Cat to the dog: “Damn you! Did I ever say, Hey Dick Dog, how are you?”
Going GREEN on this World Environment Day by dressing up as the Incredible Hulk.
My antique old vintage guitar is listed on eBay. Auction is open. No strings attached.
Twitter 141:
The ones that inscribe 'Humorist' on their Twitter bios are the ones that are more likely to steal tweets from others.
My girlfriend is throwing up. Should I be blaming the $8.99 pack of condoms from Durex® or the 89¢ burrito from Taco Bell®?
A small typo had me crashing a baby shower for a babe shower.
A whole day feels like an hour when agent Jack Bauer shows up on TV.

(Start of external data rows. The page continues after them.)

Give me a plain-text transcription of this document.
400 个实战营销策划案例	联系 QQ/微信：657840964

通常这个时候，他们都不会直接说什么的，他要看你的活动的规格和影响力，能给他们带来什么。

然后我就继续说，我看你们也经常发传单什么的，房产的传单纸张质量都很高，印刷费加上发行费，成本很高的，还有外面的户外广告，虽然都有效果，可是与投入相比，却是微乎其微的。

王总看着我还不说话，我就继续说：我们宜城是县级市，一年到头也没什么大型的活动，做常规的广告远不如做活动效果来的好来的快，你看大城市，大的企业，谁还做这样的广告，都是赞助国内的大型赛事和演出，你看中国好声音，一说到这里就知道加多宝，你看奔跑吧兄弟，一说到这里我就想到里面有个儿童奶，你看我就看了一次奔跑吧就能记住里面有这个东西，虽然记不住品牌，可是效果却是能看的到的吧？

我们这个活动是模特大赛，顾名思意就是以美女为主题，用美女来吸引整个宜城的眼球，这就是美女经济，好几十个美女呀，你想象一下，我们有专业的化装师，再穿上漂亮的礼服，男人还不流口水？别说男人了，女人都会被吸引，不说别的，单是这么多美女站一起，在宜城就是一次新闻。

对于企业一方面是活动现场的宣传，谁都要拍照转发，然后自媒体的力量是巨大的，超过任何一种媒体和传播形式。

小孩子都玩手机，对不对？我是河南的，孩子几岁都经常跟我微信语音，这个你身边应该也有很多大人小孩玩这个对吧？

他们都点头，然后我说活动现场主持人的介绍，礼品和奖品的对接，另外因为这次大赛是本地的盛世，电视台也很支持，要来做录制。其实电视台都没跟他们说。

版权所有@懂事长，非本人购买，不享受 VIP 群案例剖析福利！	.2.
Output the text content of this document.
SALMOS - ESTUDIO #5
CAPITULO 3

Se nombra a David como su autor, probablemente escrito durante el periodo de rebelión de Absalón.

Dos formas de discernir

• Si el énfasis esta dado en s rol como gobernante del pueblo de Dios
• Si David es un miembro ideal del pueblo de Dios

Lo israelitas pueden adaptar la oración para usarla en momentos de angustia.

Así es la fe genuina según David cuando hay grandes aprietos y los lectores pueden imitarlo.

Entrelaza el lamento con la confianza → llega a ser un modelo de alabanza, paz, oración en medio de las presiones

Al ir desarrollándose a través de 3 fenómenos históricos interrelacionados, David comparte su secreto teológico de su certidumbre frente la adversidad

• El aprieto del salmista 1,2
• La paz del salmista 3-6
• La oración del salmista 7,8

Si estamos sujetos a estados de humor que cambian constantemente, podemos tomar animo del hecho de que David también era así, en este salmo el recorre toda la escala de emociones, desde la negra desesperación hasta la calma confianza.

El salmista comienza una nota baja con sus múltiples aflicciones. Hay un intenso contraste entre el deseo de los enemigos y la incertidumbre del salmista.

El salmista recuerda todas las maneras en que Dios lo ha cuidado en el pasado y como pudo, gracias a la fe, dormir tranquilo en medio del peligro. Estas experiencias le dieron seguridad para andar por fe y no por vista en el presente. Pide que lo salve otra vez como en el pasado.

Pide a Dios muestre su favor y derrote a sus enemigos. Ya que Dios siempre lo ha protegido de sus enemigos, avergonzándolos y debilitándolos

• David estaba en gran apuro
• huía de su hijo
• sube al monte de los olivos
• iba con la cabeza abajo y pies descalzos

After delivering zero laughter through my amateur stand-up comedy performance, one among the audience asked, "Are you Dane Cook?"
I doubt if Apple would ever revolutionize Steve Jobs' black turtle neck sweater, jeans & white tennis shoes.
Just back from hair salon. It looks more like I picked on a fight with lawn-mower.
Oh, for fuck's sake, @DalaiLama should consider getting laid before the world ends in 2012.

Or, quit Twitter.
Teaching my woman that staring at the traffic signal doesn't change the light from red to green like it does with me at home.
If the defibrillator beeps again at the airport security check of
my crotch, I'm just going to say, "Yeah, I have balls of steel."
NewsFlash: Obama commissions Superman on cleaning up the oil spill after watching his role in Superman III.
Last I heard, BP engineers are working on an application for iPhone 6 that would clean up their mess.
I workout at least 5 times a week.

Between 9 to 5 in my office.
Forwarding all the great deals on Viagra in spam to the local pharmacy. They'd believe me now.